Scuola di Fanteria di Cesano di Roma, estate di 41 anni fa. Il tenente colonnello che tiene le lezioni di Lcb (Lavori sul campo di battaglia) agli allievi ufficiali di complemento, dopo avere dettagliatamente elencato le procedure da seguire nel caso di campi minati, rivela fuori programma qual è la dottrina militare sovietica in materia: fare finta che non ci siano. Le perdite comunque prevedibili per i lavori di sminamento e quelle derivanti dal ritardo nell’avanzata superano quelle dei malcapitati cui toccherà saltare per aria aprendo la strada agli altri.
Non so se quel tenente colonnello raccontasse la verità o si divertisse a rivendere una fake new, come si direbbe oggi, della guerra fredda. Però col passare degli anni mi sono accorto che pur nel suo cinismo quella procedura conteneva un fondo di verità riscontrabile anche nella vita civile. Per evitare un male presunto, si corre a volte il rischio di incappare in un male reale. Ignorare un pericolo può essere il modo migliore per prevenire guai più seri.
Quello che sta capitando a Donald Trump con il cosiddetto Russiagate sembra confermarlo. Il presidente degli Stati Uniti, com’è noto, è stato accusato di avere tratto vantaggio dalle intrusioni nella campagna elettorale di elementi dello spionaggio sovietico. Che questa accusa susciti reazioni emotive nell’opinione pubblica statunitense, non solo negli ambienti liberal, è comprensibile: la Russia è considerata dagli americani a partire dall’inizio della guerra fredda il nemico principale. Che lo stesso scandalo sia condiviso da molti ex comunisti di casa nostra, cresciuti in un partito che fino agli anni Ottanta beneficiava dei finanziamenti nemmeno tanto occulti dell’Urss, può suscitare qualche perplessità. La questione però è un’altra: nel tentativo di arrestare un’indagine che con ogni probabilità non ne avrebbe invalidato l’elezione e, nel peggiore dei casi, avrebbe potuto coinvolgere alcuni suoi collaboratori, Trump ha compiuto interventi ed esercitato pressioni che potrebbero avviare un processo di empeachment. A testimonianza del fatto che la storia non insegna nulla ai popoli – meno che meno agli statunitensi, che notoriamente la studiano poco o nulla, al di fuori di ristretti ambiti accademici, – il presidente americano sta comportandosi come Nixon in occasione dello scandalo Watergate. Il suo predecessore, che pure poteva vantare un’elezione a larga maggioranza e alcuni indubbi successi diplomatici, come il disgelo con Pechino, fu costretto a dimettersi non per i pasticci commessi da alcuni troppo zelanti collaboratori, che avevano spiato la convention democratica, ma per le bugie dette per scagionarsi e scagionarli, per il suo anfanare incalzato dai segugi del Washington Post.

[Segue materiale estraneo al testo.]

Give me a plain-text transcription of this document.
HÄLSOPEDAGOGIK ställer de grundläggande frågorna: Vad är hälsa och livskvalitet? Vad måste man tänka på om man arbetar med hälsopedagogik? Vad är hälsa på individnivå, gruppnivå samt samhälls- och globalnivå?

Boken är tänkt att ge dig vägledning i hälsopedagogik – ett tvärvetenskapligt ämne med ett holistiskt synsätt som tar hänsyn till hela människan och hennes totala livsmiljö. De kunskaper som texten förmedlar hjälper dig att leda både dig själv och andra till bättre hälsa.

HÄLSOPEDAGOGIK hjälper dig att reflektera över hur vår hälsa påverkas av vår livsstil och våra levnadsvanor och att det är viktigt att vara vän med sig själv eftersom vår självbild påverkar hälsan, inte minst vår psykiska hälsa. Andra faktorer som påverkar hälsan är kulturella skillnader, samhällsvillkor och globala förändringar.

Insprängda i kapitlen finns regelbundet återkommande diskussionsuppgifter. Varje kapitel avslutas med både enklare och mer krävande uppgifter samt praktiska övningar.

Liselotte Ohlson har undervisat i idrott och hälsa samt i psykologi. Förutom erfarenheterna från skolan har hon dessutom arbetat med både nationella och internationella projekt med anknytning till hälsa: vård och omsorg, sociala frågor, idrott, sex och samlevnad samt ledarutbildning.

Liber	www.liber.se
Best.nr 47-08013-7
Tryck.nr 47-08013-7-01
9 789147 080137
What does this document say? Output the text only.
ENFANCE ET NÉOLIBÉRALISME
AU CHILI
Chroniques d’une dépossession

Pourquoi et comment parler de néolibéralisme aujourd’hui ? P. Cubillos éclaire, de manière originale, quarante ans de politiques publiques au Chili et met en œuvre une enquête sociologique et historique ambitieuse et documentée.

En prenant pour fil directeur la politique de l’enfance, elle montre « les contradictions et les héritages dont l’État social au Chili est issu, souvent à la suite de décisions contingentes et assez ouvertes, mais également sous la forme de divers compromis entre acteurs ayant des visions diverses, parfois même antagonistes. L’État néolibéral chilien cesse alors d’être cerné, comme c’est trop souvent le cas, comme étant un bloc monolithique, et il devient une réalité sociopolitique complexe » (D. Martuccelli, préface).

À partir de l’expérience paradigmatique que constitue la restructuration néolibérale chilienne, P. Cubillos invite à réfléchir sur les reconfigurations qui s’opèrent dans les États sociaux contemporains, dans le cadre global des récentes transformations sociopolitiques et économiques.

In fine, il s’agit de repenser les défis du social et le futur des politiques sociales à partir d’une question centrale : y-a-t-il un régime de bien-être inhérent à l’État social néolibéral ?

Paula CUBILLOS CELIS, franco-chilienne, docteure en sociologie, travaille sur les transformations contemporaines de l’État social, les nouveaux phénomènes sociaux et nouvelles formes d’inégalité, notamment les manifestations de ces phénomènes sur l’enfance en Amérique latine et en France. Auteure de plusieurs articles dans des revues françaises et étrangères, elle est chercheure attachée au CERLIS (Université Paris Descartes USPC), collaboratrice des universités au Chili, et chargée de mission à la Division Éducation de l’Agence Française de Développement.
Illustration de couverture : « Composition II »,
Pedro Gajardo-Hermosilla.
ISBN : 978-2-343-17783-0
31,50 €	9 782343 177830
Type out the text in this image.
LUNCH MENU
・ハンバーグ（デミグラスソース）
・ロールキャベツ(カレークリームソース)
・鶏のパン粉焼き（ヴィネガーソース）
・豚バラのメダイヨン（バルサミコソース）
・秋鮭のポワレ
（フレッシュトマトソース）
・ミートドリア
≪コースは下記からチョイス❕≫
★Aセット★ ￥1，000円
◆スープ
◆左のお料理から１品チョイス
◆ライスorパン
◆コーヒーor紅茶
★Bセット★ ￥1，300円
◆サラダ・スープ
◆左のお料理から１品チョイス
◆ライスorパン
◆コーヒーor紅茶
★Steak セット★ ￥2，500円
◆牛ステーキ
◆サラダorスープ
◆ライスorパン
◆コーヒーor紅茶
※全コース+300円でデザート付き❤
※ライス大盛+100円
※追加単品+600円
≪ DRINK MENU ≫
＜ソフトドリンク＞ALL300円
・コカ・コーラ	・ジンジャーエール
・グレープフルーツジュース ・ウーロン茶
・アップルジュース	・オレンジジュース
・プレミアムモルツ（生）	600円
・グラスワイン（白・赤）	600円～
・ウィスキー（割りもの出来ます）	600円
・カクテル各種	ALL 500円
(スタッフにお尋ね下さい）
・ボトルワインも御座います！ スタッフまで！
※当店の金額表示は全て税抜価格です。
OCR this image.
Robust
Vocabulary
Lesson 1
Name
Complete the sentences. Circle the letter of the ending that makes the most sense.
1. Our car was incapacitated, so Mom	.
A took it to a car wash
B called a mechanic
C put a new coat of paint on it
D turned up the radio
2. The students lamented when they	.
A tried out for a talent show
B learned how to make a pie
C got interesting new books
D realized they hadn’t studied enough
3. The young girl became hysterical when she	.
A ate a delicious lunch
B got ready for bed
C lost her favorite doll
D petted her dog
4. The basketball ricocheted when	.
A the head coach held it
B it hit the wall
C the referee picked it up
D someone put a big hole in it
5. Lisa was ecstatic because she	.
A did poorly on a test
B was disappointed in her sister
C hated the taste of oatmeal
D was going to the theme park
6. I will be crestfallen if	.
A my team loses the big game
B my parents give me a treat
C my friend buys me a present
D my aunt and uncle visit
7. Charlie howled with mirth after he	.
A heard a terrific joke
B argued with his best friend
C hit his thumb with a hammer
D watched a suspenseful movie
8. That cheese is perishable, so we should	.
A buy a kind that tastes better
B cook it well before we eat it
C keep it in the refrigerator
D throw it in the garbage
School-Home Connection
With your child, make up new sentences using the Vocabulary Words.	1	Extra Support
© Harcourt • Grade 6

Oggi, a quasi mezzo secolo di distanza, la storia rischia di ripetersi. Nel tentativo di bonificare il campo minato delle accuse rivolte al suo staff, Trump rischia di saltare proprio lui, come accadde al suo predecessore. La tecnica del giornalismo liberal è la stessa, anche se al posto delle cabine telefoniche da cui si poteva anche ricevere chiamate i cronisti d’assalto del Washington Post possono contare su smartphone e palmari, oltre che sull’appoggio dei servizi segreti, ambiziosi di affermarsi come quinto potere. Ma, paradossalmente, anche le conseguenze di un eventuale empeachment potrebbero presentare molte analogie.
Le dimissioni di Nixon coincisero con un lungo periodo di crisi della politica estera e dello spirito pubblico statunitense, che consentì nel 1979 all’Unione Sovietica di allargare la sua sfera d’influenza dall’Afganistan al Corno d’Africa. Solo l’ingresso alla Casa Bianca di Reagan permise agli Stati Uniti di ribaltare le sorti della guerra fredda, ma il mondo fu in qualche occasione sull’orlo di un conflitto nucleare. L’empeachment di Trump potrebbe comportare per gli Usa un periodo d’ingovernabilità di cui, paradossalmente, trarrebbe vantaggio la maggior potenza rivale. Vero o inventato che sia, il Russiagate sta già facendo il gioco della Russia, e forse il tenente colonnello Putin sorride di tutto questo. Lui, che conosce la dottrina militare sovietica, a morire sui campi minati ci avrebbe mandato i collaboratori.